According to McCall, the county can build either a 60-bed facility or a 120-bed facility. There also is the option of using contract labor or prison labor for the construction 

“You can use prison labor for a 60-bed facility, but it would be about the same overall cost to use local contractors due to the increased time it would take to complete the project and the costs you would have to pay to continue housing your prisoners while the jail was completed,” he said.

McCall also said building a 60-bed facility would only accommodate the county’s current needs. It does not take into account any future needs, nor would it allow the county to house other counties’ prisoners.
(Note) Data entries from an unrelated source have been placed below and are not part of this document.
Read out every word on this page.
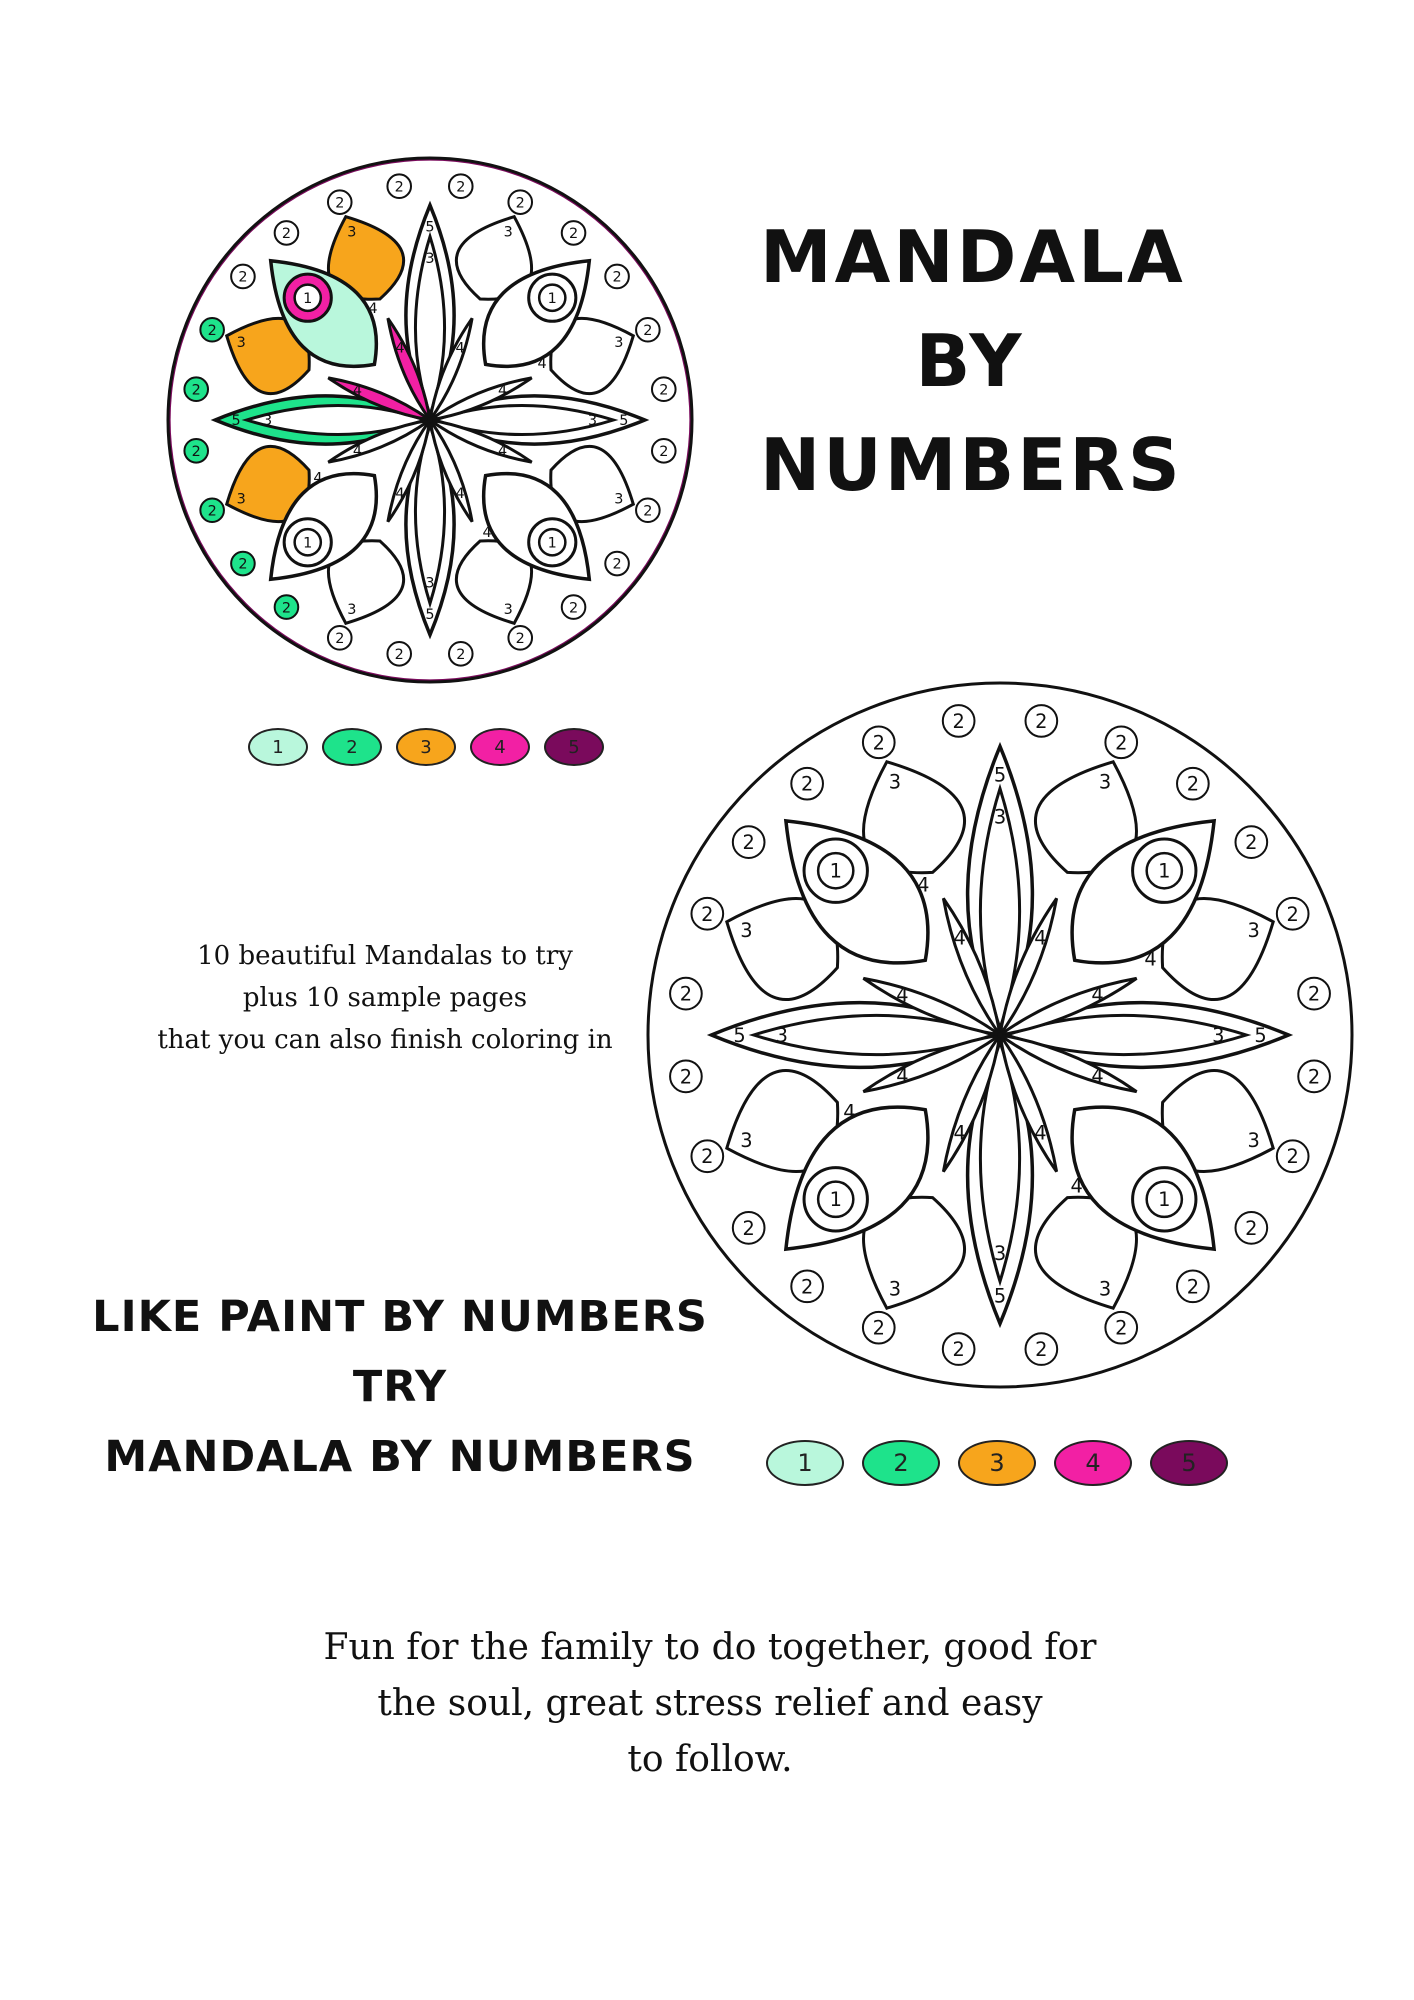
MANDALA
BY
NUMBERS
2
2
2
2
2
2
2
2
2
2
2
2
2
2
2
2
2
2
2
2
2
2
2
2
3
3
3
3
3
3
3
3
1
4
1
4
1
4
1
4
5
3
5
3
5
3
5 3
4
4
4
4
4
4
4
4
1	2	3	4	5
10 beautiful Mandalas to try
plus 10 sample pages
that you can also finish coloring in
2
2
2
2
2
2
2
2
2
2
2
2
2
2
2
2
2
2
2
2
2
2
2
2
3
3
3
3
3
3
3
3
1
4
1
4
1
4
1
4
5
3
5
3
5
3
5 3
4
4
4
4
4
4
4
4
LIKE PAINT BY NUMBERS
TRY
MANDALA BY NUMBERS	1	2	3	4	5
Fun for the family to do together, good for
the soul, great stress relief and easy
to follow.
McCall said the overall cost for a 60-bed jail, and the costs to pay for prisoners to be housed as it is constructed, would be around $7.3 million with an annual operating cost of around $1.1 million.  For a 120-bed jail, McCall said, the total cost would be around $8.5 million with an annual operating cost just over $1.1 million, but he added that the larger facility has potential to bring in nearly $1 million annually for housing other counties’ prisoners.

After his presentation, McCall fielded questions.

Long County Commissioner Bobby Walker asked for clarification on how the costs could be the same for operating the larger facility. McCall said that the cost would be about the same because the number of employees wouldn’t change. The extra costs associated with the larger jail would be for items such as utilities and food for additional inmates.

Commissioner Cliff DeLoach asked whether the county would be required to have a ratio of one prison guard for every 12 inmates, increasing the need for additional employees. McCall said no.

He also told the group how the project could be financed.

 “The question you all want to know is, where does the money come from?” McCall said. “Well, your county, like most others, doesn’t generate enough money from SPLOST to build a jail you need in a reasonable time, but there is money through the USDA.”

According to McCall, the county could finance the jail over a 40-year period at a rate of around 4 percent annually. The payments would be deferred until the project is complete and the county has moved into the facility

McCall was asked if he was aware of any loan/grant programs through the USDA for a project such as this, and he said, “I’ve heard of smaller projects being funded with grants, but for a jail, no, I haven’t ever heard of any grants, just loans.”

McCall said that another reason to consider building a jail in the county, whether a 60-bed jail or a 120-bed jail, was that they both would bring 23 jobs into the county.